Mills Cathal, Chadeau-Hyam Marc, Elliott Paul, Donnelly Christl A
Department of Statistics, University of Oxford, Oxford OX1 3LB, United Kingdom.
Pandemic Sciences Institute, University of Oxford, Oxford OX3 7DQ, United Kingdom.
PNAS Nexus. 2024 Oct 4;3(10):pgae438. doi: 10.1093/pnasnexus/pgae438. eCollection 2024 Oct.

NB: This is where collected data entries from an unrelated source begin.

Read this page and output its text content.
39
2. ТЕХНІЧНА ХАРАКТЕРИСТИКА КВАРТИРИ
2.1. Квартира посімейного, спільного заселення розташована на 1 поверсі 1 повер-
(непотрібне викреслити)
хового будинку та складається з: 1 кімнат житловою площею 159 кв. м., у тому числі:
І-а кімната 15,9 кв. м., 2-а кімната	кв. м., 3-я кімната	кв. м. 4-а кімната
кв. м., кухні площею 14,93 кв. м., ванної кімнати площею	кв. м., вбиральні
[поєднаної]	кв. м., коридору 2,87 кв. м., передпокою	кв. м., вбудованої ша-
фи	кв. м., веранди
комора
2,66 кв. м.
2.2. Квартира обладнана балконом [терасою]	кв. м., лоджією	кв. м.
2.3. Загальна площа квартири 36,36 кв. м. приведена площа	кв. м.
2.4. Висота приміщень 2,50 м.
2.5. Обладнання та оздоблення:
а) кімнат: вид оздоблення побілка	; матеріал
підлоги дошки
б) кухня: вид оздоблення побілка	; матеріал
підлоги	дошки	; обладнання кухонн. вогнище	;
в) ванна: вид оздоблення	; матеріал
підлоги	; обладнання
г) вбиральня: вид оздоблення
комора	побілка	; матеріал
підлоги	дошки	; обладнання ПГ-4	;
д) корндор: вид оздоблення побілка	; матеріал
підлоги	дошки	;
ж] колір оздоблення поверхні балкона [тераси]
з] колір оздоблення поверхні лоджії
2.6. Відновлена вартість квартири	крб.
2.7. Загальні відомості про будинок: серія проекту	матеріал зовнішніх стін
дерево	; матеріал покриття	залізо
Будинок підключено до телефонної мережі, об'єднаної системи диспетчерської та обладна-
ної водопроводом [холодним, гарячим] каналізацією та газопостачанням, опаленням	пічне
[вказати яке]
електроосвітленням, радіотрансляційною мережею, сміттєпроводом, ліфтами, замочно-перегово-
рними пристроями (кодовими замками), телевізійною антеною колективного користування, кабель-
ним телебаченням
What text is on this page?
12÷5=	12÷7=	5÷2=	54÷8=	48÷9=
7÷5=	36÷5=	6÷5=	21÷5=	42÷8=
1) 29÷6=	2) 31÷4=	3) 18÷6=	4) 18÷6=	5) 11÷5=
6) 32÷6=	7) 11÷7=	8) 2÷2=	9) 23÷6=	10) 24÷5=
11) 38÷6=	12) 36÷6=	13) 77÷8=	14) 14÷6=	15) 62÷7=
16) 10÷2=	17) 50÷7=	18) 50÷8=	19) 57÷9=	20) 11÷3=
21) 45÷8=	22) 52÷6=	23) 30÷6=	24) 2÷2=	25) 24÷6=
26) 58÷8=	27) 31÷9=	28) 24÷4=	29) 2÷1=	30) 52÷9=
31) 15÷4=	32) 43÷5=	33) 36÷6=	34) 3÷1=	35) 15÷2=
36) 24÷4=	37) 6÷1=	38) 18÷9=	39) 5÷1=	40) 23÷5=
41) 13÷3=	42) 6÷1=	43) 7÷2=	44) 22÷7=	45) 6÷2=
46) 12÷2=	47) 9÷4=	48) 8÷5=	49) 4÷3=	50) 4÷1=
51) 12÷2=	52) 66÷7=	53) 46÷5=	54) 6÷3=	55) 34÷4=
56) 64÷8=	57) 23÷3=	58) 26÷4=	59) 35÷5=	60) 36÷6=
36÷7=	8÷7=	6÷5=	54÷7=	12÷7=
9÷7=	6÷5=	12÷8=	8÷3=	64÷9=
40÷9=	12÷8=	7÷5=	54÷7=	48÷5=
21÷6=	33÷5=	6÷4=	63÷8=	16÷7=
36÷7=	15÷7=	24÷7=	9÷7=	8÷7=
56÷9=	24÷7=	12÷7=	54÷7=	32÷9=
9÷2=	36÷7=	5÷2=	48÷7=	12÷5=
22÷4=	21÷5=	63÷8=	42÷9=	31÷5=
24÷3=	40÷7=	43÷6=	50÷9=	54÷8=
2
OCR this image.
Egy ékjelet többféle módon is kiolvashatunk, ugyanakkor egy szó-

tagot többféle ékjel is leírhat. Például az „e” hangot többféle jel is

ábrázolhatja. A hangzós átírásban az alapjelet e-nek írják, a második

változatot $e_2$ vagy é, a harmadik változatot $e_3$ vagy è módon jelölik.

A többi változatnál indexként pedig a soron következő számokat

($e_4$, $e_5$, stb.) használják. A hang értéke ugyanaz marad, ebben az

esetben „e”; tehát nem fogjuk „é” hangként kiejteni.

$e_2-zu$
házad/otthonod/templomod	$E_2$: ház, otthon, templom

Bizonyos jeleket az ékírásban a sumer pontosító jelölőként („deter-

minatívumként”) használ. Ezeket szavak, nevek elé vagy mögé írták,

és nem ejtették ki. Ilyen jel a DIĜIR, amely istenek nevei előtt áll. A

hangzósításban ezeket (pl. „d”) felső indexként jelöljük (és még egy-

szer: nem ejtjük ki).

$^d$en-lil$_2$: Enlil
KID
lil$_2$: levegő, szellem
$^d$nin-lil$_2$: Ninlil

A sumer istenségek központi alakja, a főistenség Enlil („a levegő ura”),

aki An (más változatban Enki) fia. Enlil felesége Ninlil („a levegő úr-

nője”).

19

Public health authorities have increasingly used wastewater-based epidemiology (WBE) to monitor community transmission of SARS-CoV-2 and other agents. In this study, we evaluate the utility of WBE during the COVID-19 pandemic in England for estimating SARS-CoV-2 prevalence. We use wastewater data from the Environmental Monitoring for Health Protection program and prevalence data from the REal-time Assessment of Community Transmission-1 study. Across the pandemic, we describe how wastewater-based modeling can achieve representative SARS-CoV-2 prevalence estimates in fine and coarse spatial resolutions for relatively short-time horizons (of up to 1 month), and thus assist in filling temporal gaps in surveillance. We infer a temporally evolving relationship between wastewater and prevalence which may limit the utility of WBE for estimating SARS-CoV-2 prevalence over longer time horizons without a concurrent prevalence survey. Exploring further our finding of time-varying, population-level fecal shedding, we characterize WBE for SARS-CoV-2 prevalence as (i) vaccination coverage dependent and (ii) variant- specific. Our research suggests that these factors are important considerations in future uses of WBE by public health authorities in infectious disease outbreaks. We further demonstrate that WBE can improve both the cost efficiency and accuracy of community prevalence surveys which on their own may have incomplete geographic coverage and/or small sample sizes. Therefore, in England, for the objective of high spatial resolution prevalence monitoring, strategic use of SARS-CoV-2 wastewater concentration data nationally could have enhanced, but not replaced, community prevalence survey programs.
公共卫生当局越来越多地使用基于废水的流行病学(WBE)来监测严重急性呼吸综合征冠状病毒2(SARS-CoV-2)和其他病原体的社区传播。在本研究中,我们评估了在英国新冠疫情期间WBE用于估计SARS-CoV-2流行率的效用。我们使用了来自健康保护环境监测计划的废水数据以及来自社区传播实时评估-1研究的流行率数据。在整个疫情期间,我们描述了基于废水的建模如何能够在相对较短的时间范围(最长1个月)内,在精细和粗略的空间分辨率上实现具有代表性的SARS-CoV-2流行率估计,从而有助于填补监测中的时间空白。我们推断出废水与流行率之间随时间变化的关系,这可能会限制在没有同时进行流行率调查的情况下,WBE在更长时间范围内估计SARS-CoV-2流行率的效用。进一步探究我们关于随时间变化的、人群水平粪便排毒的发现,我们将用于SARS-CoV-2流行率的WBE特征描述为(i)依赖疫苗接种覆盖率和(ii)具有毒株特异性。我们的研究表明,这些因素是公共卫生当局未来在传染病暴发中使用WBE时的重要考虑因素。我们进一步证明,WBE可以提高社区流行率调查的成本效益和准确性,而这些调查本身可能地理覆盖不完整和/或样本量小。因此,在英国,为了实现高空间分辨率的流行率监测目标,在全国范围内战略性地使用SARS-CoV-2废水浓度数据可以加强但不能取代社区流行率调查计划。